Israel accuses Arafat of having blood on his hands, but is there any less blood on the hands of own its leaders, who have led a campaign these past years where hundreds of women and children were killed? Arafat chose the path of terror, when no other military option was open to him, and when the chances of reaching a just settlement with Israel, without bloodshed, were nil. The terror, it must be honestly said, put the fact of occupation on the agenda, exactly like the liberation struggles of other peoples.

We should have talked and talked with Arafat, and not given up at any point, especially when he crossed the Rubicon by recognizing the State of Israel, a step that we never properly appreciated. His humiliation was the humiliation of his entire people, which never accomplished any positive results.
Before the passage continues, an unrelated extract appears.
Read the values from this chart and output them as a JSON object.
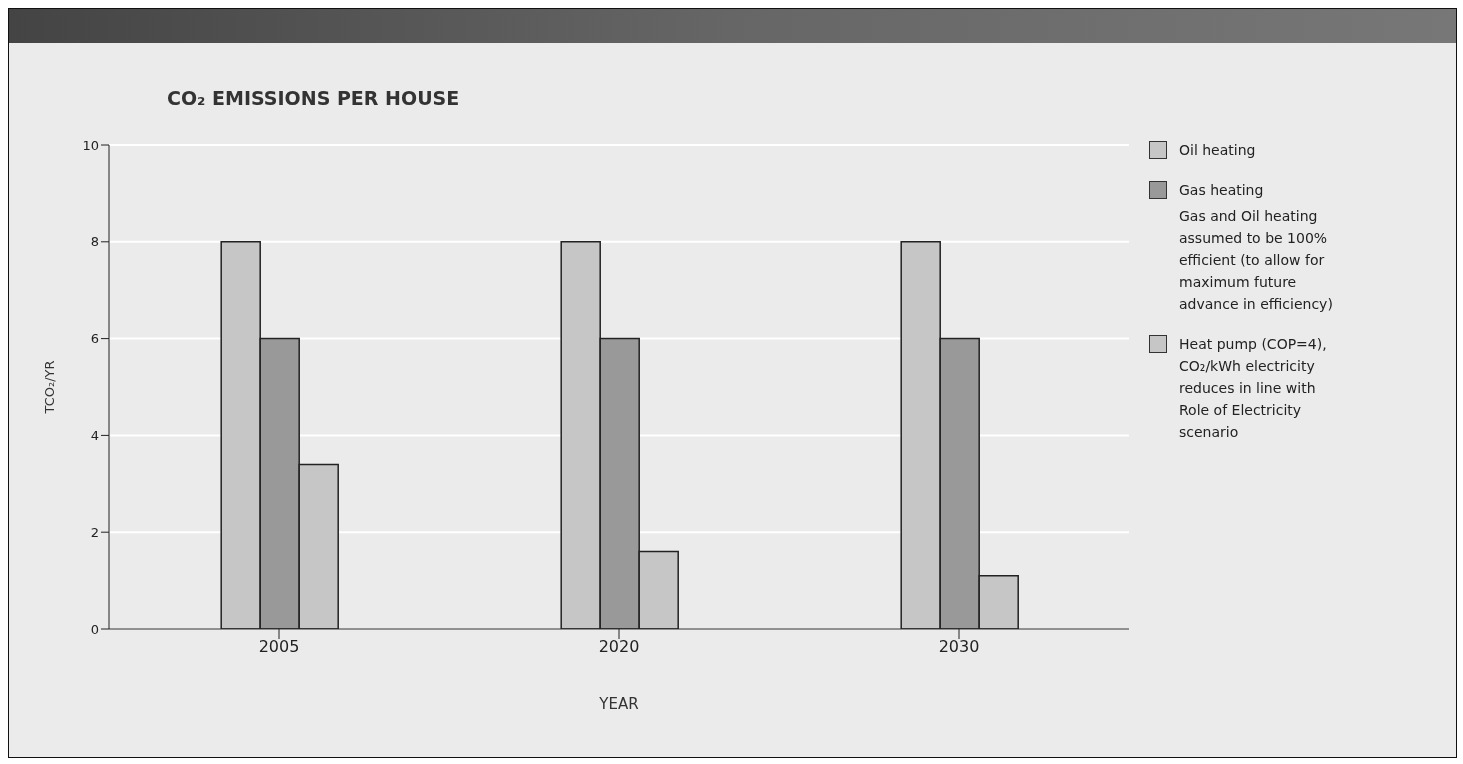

As a founding father, he could permit himself to be more moderate than his successors will dare to. When Zakariya Zubeidi, the commander of the Al-Aqsa Brigades in Jenin, who despises most of the officials in the Palestinian authority, speaks of Arafat, his tone softens. He would never speak out against the founding father, come what may. Zubeidi and those like him will never let any other Palestinian official reach a compromise with Israel.

Despite all his mistakes, which were not few, Israel did not exhaust all chances of reaching an agreement with him. He did not orchestrate the intifada, that much is clear today, and Ehud Barak did not turn over every stone in order to reach a peace agreement.

Those who succeed him will be far worse from Israel's point of view. If Arafat had some respect, possibly even admiration, for Israel's power and achievements, and if the next generation, Marwan Barghouti, knew Israelis up close and developed an ambivalent attitude, trying to talk peace, then disillusioned, turning to violence, the next generation of young Palestinians is lost to peace.

The youngsters in the Palestinian refugee camps never met an unarmed Israeli, one who didn't harass and abuse them. No compromise will be found there. Yasser Arafat fought for an eminently just cause - liberation from the yoke of a cruel occupation, even if the means he used were not always moral or just. But his death will not bequeath life to us.